Yuko : FENDERのHighway Oneのテレキャスター! めっちゃシンプルなやつです。ピックアップセレクターも3ポジションだけ。買ってからもう10年ぐらい経つかなあ・・

-僕はYukoさんというとFLiPであのテレでカミソリみたいな音を出していたのが印象的でした。最近だとEUツアーに持っていったみたいですね。 ずいぶん貫禄が出てますが、カスタマイズしたところは?

Yuko : PUは変えてないですね。でも、トーンをカットして、ボディを削ったぐらい。 結構変わってますよ(笑)。削ったのはエルボーが当たる部分ですね。

-あれは塗装をはがしただけではなく?弾きづらかったんですか?

Yuko : (少し考えて)・・・・昔は・・・そう思っていました。・・ここ(腕に)痕が残ったりしたから・・

-テレキャスターの魅力はどんなところですか?

Yuko : 歯切れが良い音。それからテレキャスターを使ってた頃は、リードギターだったので音の抜けの良さ。それにテレだと上めに持ってもかっこいいんで。動きやすさもありましたよね。

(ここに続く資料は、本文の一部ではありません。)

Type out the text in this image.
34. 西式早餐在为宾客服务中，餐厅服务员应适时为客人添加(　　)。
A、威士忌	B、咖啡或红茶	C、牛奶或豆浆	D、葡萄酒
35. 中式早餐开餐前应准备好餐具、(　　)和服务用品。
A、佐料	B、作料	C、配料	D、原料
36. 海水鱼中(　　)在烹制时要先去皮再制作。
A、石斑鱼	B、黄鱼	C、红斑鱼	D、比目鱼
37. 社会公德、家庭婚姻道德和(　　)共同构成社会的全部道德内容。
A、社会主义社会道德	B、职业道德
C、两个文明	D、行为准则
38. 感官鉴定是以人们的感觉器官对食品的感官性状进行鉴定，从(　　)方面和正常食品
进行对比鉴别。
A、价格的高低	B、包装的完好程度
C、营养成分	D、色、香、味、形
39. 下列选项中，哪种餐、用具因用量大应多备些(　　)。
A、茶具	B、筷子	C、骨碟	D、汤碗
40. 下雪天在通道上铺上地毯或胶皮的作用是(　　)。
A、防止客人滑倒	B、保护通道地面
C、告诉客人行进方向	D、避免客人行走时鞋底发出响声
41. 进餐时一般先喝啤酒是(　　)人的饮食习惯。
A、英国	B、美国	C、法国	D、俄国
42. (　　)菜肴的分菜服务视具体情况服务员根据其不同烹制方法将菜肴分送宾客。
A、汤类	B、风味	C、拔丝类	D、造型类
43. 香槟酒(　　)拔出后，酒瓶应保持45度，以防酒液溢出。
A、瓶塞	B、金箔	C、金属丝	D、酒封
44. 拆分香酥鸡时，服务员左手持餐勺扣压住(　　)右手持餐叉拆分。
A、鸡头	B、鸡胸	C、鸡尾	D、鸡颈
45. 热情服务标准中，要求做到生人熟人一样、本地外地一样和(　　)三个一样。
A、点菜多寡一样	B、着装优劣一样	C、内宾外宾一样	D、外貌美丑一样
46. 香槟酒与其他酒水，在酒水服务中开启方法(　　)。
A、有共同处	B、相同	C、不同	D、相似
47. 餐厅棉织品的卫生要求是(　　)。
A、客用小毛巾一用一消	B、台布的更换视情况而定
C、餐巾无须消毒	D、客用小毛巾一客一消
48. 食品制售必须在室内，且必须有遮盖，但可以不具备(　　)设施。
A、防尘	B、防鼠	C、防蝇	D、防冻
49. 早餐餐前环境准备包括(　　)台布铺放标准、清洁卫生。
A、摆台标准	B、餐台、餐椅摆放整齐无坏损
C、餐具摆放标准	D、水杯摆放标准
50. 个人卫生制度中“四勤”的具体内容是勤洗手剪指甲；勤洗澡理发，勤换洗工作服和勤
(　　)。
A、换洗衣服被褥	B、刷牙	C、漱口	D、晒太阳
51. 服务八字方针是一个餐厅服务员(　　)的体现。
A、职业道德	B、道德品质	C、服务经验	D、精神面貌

-FLiPが休止した頃に赤いジャガーに変わりましたよね。今だとSNSのトップや「Riot」のMVなどに出てるギターです。

Yuko : Modern Playerのジャガーのことですね。

-そのジャガーを選んだ理由は?

Yuko : 見た目!(笑)あれはFLiPの頃に持ってたんですけど、その時は全然使う機会が無くって。PUも馬力があるし、(活動休止以後は)ギターも1本になったことだし、その頃はレスポールも無かったんで、1本でやるなら、その時持っていた中では、あのジャガーが良いかな?って。

-最近、アコースティック・ライブも増えていますが、愛用のアコースティック・ギターは?

Yuko : Taylorの412ce Rosewoodです。

-「Kiss me!」のアコースティックバージョンのですよね?FLiPの頃からのギターですか?

Yuko : 2~3年前ぐらいかな?割と最近買ったギターです。先日(5月12日)のアコースティック・ワンマンでも使いました。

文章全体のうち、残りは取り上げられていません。